John Mason

Personal information
- Full name: John Mason
- Born: 6 March 1984 (age 42)
- Batting: Right-handed
- Bowling: Right-arm slow

Domestic team information
- 2001–2002: Cumberland

Career statistics
| Competition | List A |
| Matches | 2 |
| Runs scored | 16 |
| Batting average | 16.00 |
| 100s/50s | 0/0 |
| Top score | 14 |
| Balls bowled | 24 |
| Wickets | 1 |
| Bowling average | 39.00 |
| 5 wickets in innings | 0 |
| 10 wickets in match | 0 |
| Best bowling | 1/39 |
| Catches/stumpings | 0/– |
- Source: Cricinfo, 27 March 2011

= John Mason (cricketer) =

English cricketer

John Mason (born 6 March 1974) is an English former cricketer. Mason was a right-handed batsman who bowled right-arm slow.
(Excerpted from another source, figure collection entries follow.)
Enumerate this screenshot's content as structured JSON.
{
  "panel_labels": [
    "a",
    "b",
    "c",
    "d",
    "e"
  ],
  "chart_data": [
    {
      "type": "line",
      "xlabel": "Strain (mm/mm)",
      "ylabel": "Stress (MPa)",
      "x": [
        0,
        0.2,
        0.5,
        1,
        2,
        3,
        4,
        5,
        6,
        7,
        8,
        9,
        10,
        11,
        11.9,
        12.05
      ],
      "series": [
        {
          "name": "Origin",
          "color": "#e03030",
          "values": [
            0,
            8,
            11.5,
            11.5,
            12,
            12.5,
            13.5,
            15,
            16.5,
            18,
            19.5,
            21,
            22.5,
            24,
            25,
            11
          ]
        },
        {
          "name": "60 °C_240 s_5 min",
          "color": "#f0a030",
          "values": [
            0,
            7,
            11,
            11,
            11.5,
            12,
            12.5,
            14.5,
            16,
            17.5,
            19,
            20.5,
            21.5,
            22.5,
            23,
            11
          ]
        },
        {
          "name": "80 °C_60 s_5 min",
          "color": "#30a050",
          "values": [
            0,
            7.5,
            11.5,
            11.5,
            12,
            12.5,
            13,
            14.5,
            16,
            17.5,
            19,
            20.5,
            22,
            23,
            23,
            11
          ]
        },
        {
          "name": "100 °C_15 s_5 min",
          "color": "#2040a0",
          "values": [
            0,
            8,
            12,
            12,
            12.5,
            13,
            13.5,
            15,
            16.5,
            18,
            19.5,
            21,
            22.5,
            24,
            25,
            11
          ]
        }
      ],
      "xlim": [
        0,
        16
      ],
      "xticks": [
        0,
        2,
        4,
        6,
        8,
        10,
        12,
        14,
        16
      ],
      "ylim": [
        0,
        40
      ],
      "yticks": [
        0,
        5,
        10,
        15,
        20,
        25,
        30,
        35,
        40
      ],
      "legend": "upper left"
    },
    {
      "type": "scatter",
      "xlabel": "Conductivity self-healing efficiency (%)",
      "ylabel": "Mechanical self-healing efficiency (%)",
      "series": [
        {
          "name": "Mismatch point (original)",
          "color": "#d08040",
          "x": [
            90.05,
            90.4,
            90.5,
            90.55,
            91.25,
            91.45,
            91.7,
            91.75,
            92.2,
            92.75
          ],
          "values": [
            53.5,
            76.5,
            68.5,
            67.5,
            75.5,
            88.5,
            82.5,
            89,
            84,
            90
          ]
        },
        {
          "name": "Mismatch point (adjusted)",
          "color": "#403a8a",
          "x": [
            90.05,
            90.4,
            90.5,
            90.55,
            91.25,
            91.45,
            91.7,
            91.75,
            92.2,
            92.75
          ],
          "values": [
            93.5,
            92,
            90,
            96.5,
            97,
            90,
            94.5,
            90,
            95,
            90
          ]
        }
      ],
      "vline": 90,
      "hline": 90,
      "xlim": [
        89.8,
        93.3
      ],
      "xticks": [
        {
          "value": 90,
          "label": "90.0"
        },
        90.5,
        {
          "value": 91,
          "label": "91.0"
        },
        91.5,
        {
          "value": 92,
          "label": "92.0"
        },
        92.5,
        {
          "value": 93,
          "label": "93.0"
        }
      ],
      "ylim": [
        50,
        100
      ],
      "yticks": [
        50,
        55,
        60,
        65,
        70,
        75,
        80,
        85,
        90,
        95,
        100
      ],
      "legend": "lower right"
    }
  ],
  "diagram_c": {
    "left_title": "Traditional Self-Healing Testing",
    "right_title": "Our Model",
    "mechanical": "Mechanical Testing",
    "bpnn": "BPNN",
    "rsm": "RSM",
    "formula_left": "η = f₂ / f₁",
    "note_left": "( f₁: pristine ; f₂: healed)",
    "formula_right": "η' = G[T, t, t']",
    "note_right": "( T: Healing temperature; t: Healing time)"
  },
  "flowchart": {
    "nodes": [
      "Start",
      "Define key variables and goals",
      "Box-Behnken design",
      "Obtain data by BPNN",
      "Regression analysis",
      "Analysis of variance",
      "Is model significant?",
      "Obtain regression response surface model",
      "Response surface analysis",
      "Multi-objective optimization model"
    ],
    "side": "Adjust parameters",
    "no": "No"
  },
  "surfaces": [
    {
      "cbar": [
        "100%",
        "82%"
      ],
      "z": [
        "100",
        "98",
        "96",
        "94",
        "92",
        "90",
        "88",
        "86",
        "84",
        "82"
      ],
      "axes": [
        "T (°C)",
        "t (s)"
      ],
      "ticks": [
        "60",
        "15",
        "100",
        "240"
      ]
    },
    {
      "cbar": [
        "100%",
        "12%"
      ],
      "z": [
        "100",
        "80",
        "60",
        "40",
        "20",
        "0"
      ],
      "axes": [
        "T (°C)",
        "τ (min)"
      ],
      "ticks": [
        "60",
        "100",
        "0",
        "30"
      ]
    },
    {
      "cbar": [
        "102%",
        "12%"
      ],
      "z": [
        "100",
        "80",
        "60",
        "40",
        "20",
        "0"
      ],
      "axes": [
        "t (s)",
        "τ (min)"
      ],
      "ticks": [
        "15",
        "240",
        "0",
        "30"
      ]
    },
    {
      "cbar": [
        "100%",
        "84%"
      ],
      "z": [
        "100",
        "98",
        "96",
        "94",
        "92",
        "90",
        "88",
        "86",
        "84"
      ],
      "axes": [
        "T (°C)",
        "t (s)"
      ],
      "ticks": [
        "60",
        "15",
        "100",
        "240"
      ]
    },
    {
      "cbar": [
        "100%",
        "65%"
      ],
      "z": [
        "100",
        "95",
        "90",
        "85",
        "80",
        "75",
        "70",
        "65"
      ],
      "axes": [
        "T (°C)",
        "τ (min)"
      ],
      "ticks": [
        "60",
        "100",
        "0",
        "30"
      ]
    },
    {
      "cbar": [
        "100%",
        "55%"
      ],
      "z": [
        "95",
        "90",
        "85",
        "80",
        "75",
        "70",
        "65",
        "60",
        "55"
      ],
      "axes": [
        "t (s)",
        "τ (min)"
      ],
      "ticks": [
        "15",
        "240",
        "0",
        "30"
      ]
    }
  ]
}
Mason made his debut for Cumberland County Cricket Club in the 2001 Minor Counties Championship against Lincolnshire, scoring 56. He played three further Minor Counties Championship matches for Cumberland in 2002. In his time with Cumberland, Mason played two List A matches against the Warwickshire Cricket Board the 1st round of the 2002 Cheltenham & Gloucester Trophy which was held in 2001, and against the Nottinghamshire Cricket Board in the 1st round of the 2003 Cheltenham & Gloucester Trophy which was held in 2002. In his two List A matches, he scored 16 runs at a batting average of 16.00, with a high score of 14. With the ball, his only List A wicket was Warwickshire Cricket Board captain Naheem Sajjad.